Colorado Child Custody Laws

Divorce is never easy, but especially not when children are involved. If you are preparing yourself for the process of divorce, the only way to make the experience a bit easier is to familiarize yourself with Colorado Child Custody Laws before you appear in court. When a family law court is determining who will be granted custody when parents of a child are divorcing, several criteria will be used to determine what choice is in the best interests of the child. Read on and learn about some of the factors that will be used to determine which household is likely to become a child’s primary home based on child custody laws in the state of Colorado.

How is Best Interests of the Child Determined?
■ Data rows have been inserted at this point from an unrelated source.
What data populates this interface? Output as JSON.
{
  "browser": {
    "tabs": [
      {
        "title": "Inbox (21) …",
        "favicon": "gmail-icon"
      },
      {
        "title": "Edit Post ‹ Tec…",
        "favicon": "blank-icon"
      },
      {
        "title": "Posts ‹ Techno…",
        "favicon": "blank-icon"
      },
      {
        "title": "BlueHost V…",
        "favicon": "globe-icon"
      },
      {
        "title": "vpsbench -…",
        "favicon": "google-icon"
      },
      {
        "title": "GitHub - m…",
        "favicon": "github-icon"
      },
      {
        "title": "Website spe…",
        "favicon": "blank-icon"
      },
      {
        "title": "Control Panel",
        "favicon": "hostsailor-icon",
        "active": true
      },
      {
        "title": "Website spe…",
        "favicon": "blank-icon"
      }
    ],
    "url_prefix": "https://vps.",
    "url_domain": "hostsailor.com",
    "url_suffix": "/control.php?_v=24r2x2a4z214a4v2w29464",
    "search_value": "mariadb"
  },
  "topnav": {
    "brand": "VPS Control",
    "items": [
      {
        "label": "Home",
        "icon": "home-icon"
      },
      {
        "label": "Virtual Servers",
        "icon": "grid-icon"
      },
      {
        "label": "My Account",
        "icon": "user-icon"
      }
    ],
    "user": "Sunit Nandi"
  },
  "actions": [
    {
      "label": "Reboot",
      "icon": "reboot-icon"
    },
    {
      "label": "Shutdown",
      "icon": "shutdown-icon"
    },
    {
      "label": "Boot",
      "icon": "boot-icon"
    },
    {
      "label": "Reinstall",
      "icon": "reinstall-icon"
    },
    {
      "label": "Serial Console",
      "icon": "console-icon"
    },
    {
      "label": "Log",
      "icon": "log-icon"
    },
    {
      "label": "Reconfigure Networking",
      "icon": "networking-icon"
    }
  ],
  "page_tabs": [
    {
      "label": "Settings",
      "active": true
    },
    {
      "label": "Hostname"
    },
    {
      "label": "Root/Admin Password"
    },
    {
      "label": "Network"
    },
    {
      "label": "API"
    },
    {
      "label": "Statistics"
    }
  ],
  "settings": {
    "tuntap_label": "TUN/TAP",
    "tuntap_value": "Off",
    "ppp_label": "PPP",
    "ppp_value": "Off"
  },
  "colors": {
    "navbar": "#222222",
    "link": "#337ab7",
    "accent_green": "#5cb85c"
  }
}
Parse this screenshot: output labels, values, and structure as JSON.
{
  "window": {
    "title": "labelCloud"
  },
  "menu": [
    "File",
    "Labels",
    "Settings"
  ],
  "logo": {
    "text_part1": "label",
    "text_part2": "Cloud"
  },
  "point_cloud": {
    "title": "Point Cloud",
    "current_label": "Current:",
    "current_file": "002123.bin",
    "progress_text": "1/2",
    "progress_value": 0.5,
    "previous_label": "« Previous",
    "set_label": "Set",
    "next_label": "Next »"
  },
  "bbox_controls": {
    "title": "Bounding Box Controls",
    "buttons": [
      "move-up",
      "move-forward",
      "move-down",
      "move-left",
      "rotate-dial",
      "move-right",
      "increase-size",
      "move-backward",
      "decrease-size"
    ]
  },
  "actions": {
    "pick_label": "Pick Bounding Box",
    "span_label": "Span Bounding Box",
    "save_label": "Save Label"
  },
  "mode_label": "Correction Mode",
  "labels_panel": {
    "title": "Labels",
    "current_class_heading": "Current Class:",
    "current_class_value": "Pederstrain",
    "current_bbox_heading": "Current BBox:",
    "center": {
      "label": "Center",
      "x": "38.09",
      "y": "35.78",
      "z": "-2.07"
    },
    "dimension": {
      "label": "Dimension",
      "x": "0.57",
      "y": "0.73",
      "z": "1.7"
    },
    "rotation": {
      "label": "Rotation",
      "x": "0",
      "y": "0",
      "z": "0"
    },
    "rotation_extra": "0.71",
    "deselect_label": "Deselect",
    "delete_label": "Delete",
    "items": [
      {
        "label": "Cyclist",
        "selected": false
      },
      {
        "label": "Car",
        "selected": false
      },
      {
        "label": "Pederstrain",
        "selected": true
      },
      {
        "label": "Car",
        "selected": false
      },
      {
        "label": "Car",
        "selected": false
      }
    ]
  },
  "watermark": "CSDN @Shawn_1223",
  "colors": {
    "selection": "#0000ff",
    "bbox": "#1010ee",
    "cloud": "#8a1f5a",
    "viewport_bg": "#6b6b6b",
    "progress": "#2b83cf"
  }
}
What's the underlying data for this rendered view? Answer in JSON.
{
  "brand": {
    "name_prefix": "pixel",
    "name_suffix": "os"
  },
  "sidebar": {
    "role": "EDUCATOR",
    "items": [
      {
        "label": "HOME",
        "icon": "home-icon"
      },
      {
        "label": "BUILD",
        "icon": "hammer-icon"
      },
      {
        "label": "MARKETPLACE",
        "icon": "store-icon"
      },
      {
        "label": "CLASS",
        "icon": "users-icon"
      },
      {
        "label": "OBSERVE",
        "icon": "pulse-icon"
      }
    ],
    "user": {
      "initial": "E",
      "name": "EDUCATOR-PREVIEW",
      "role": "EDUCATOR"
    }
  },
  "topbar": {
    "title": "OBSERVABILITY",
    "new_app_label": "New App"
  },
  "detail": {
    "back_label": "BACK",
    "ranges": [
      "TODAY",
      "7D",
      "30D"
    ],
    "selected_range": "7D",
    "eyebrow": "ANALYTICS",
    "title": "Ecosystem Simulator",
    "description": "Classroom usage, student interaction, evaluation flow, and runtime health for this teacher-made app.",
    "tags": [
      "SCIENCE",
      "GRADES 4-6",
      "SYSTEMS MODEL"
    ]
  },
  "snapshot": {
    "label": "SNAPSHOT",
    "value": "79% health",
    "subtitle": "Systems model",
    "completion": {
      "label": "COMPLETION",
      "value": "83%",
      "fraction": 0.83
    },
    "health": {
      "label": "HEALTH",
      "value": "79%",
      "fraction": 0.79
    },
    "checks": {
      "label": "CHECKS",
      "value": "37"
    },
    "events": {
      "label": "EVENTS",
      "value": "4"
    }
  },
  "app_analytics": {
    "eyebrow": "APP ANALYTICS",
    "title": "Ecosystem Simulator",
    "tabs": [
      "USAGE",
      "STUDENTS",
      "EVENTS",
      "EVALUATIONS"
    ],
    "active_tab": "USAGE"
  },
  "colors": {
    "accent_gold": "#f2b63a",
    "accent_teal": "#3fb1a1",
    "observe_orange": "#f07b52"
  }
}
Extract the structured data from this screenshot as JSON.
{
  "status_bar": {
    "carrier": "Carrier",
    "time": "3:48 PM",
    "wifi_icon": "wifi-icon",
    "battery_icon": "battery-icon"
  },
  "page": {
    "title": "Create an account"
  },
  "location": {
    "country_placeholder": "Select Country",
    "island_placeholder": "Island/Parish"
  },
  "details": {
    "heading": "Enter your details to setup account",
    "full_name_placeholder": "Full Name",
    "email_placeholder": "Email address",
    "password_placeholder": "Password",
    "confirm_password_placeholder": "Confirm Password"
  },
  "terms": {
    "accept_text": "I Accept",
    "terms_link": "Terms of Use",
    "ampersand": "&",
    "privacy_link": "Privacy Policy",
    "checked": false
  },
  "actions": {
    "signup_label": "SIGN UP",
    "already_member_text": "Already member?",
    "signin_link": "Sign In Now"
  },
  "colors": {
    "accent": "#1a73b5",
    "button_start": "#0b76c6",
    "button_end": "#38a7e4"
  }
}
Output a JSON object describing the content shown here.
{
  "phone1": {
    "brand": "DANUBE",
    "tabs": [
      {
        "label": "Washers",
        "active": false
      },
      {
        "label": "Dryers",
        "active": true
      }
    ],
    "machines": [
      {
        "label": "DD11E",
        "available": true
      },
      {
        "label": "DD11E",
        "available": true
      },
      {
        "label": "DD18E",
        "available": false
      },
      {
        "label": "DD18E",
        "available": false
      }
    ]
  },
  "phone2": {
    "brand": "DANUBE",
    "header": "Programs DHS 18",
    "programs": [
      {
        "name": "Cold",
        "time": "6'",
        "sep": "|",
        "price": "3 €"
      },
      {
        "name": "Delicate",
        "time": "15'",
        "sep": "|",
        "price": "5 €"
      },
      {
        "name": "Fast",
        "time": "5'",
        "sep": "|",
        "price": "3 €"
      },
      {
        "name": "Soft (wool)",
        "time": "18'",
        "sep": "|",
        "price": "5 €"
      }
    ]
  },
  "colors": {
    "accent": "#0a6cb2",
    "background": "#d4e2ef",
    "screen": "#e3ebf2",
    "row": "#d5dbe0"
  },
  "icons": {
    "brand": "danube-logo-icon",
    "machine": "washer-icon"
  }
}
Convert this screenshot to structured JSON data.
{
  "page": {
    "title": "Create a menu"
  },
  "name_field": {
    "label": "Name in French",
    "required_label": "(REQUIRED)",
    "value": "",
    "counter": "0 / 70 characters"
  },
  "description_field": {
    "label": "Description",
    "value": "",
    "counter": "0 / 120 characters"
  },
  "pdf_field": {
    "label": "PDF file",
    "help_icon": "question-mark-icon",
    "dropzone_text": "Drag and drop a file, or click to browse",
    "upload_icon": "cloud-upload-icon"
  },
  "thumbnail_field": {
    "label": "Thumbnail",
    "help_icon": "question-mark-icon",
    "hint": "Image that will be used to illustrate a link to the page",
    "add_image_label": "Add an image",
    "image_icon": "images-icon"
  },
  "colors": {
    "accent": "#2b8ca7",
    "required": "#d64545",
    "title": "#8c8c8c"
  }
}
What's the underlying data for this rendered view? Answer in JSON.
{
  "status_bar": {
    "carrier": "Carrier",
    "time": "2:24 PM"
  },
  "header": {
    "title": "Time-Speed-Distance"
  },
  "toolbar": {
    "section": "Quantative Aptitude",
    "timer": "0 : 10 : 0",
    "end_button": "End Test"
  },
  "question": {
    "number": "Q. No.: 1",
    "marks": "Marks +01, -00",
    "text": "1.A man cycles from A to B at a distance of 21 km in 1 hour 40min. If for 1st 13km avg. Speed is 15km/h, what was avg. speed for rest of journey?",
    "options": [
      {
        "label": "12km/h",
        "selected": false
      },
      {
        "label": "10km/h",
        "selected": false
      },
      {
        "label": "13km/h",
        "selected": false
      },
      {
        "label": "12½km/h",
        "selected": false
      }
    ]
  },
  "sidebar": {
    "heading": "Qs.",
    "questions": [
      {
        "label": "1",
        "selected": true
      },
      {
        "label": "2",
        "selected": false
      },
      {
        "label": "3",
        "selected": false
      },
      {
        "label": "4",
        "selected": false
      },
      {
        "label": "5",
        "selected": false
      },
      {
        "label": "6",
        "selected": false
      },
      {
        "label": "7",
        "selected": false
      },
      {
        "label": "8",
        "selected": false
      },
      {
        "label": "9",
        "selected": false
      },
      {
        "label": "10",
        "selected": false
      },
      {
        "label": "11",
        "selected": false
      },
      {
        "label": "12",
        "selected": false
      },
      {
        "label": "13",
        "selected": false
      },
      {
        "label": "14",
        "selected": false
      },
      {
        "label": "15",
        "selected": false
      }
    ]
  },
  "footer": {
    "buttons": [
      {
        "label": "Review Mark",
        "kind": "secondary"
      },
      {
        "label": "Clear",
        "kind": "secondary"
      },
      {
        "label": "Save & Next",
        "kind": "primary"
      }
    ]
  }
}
Best interests of the child may seem to be a subjective choice, but this is why several factors are considered. It is important to realize that no court in Colorado will discriminate against a parent because of their gender when awarding custody. Rather than considering gender, the court will consider:

* The child’s wishes and the parent’s individual wishes
* The mental health of the parties
* The physical health of each parent
* Relationships between the child and people in the household
* How easily the child can adjust to their new home/school

 

Granting Joint Custody to Divorcing Couples

In an ideal world, when divorce is the only feasible option, each parent will be awarded joint custody so that they can maintain constant contact with their child. While this is the preferred way to handle child custody issues, joint custody is not always possible. In order for a judge in Colorado to consider joint custody, the following must be true:

* The parents can coparent and make decisions jointly
* Both parents have an encouraging and loving relationship with their child
* Each parent has a household where the child can be sufficiently cared for

 

Setting Visitation Rights for Parents Who Do Not Have Custody

Some parties will not contest custody determinations because they do not want full custody, but these parents often fight for visitation. In the state of Colorado, visitation is referred to as parenting time. The amount of time that is awarded depends on the following:

* Relationships between child and parent
* Relationships and influence of siblings
* The parent’s wishes
* How close parents live to one another
* Whether or not the child’s needs are put first

Now that you are familiar with Colorado Child Custody Laws, you are better prepared to defend yourself in court. Consider what is best for your child and what you prefer, and represent yourself properly in court.